Thanks for the extra part of you piece ... =)
Pleasure! it's a tough on, for what do we truly have if we don't have hope. For me the issue is, what we actually hope for. If we hope that the way things used to be will be restored, and that the economic crisis is a temporary hitch, it would be like a lover scorned, hoping that the partner will one day return and life will continue as it was. If we have the hope that humanity will learn their collective lessons, and within time will grow wiser, though they may yet dissapoint, I think this is a worthy ideal to strive for. America became a wiser stronger nation after the great depression, and I don't see any reason why it wouldn't be any different this time. In the very least, that much hope is an absolute necessity at a time like this.
"hope" is a tricky word, as all words are. They're all context-dependent, of course. But as a philosopher you know that. Is it:
1. the desire 2. the expectation 3. the clinging to, unreasonably
4. the intention, if possible
for something to happen. Or: it could be that thing itself: as in, Obama is our hope.

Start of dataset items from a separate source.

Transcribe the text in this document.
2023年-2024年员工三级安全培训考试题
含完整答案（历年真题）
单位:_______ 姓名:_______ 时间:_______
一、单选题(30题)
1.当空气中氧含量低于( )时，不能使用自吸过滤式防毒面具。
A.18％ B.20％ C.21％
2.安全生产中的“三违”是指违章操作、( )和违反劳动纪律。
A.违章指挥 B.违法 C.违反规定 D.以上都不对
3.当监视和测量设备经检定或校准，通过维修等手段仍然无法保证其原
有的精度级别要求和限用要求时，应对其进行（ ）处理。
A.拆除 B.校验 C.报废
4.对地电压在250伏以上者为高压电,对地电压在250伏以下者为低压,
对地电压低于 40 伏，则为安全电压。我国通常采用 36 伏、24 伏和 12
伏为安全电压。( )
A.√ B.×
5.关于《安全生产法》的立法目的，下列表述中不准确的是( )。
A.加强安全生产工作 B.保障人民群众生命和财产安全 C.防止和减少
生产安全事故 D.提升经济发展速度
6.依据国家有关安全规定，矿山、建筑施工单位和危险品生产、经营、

Or: it could be the grounds for believing something may happen...

Hope, hope. I'm tired of it. It's too namby-pamby for my robust mind (ha). I want some damn faith, in something. What happened to that? Oh, weel, i know, old sourpusses like Nietzsche pulled the rung out from that..."Hope," quoteth old pain in the brain & tummy, " is the worst of evils, for it prolongs the torments of man. " Which hope, though?

"The Secret" is a watered down mess, pathetic, for sure. You're a one-man wrecking ball re. that shit. Keep it up. Has it passed the 3 minute collective attention span yet of our public, i hope?

Nietzche did say: "die at the right time!" Maybe greed will heed his command....
best, Jim
Jim, your depth on these matters astounds me. It's as if you're a walking philosopher dictionary or something. Thanks!